Rich also led a number of specialty projects, including Westminster Church, Minneapolis Central Library, Orchestra Hall, Plaza VII Hotel, the State of Minnesota Senate Building, and the new Public Service Building for the City of Minneapolis.
"Rich's dedication, steady leadership, calm demeanor, and careful planning made him a highly respected superintendent," Gil Fleischhacker, retired Construction Executive, said. "I recall many sighs of relief when subcontractors and owners were informed Rich was going to be our superintendent on a new project. They knew exactly what they could expect — that their project would run safely, smoothly, and without antagonism."

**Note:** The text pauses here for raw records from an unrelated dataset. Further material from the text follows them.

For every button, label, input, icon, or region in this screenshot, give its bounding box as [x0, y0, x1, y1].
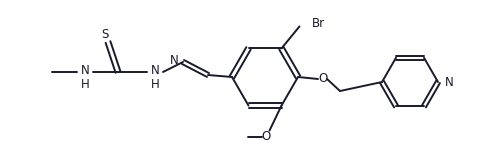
Text: N: N — [80, 64, 89, 78]
Text: H: H — [80, 78, 89, 91]
Text: O: O — [319, 71, 328, 84]
Text: N: N — [445, 75, 454, 89]
Text: S: S — [101, 27, 108, 40]
Text: N: N — [170, 55, 179, 67]
Text: H: H — [150, 78, 160, 91]
Text: O: O — [262, 130, 271, 143]
Text: Br: Br — [311, 17, 324, 30]
Text: N: N — [150, 64, 160, 78]
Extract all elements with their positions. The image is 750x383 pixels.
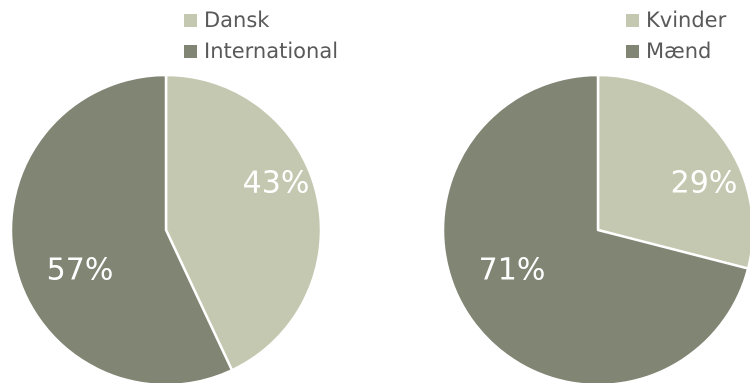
pie-slice-international [9, 73, 234, 383]
legend-swatch-international [184, 45, 197, 58]
data-label-dansk: 43% [243, 166, 310, 201]
legend-label-dansk: Dansk [204, 8, 270, 32]
legend-label-kvinder: Kvinder [646, 8, 727, 32]
legend-label-maend: Mænd [646, 39, 711, 63]
data-label-maend: 71% [479, 253, 546, 288]
pie-slice-kvinder [596, 73, 750, 270]
pie-slice-maend [441, 73, 750, 383]
pie-chart-gender: 29% 71% Kvinder Mænd [441, 8, 750, 383]
pie-chart-nationality: 43% 57% Dansk International [9, 8, 338, 383]
legend-label-international: International [204, 39, 338, 63]
legend-swatch-dansk [184, 14, 197, 27]
legend-swatch-kvinder [626, 14, 639, 27]
data-label-international: 57% [47, 253, 114, 288]
pie-slice-dansk [164, 73, 323, 372]
legend-swatch-maend [626, 45, 639, 58]
data-label-kvinder: 29% [671, 166, 738, 201]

In retirement, Rich is looking forward to spending time with his wife, Nancy, their three children, and five — soon to be six! — grandchildren, as well as wood carving and playing music. He will greatly miss the camaraderie of the project teams and teaching the "kids" on site. Rich is so grateful to have spent his entire career at Mortenson and working with a team of world class people.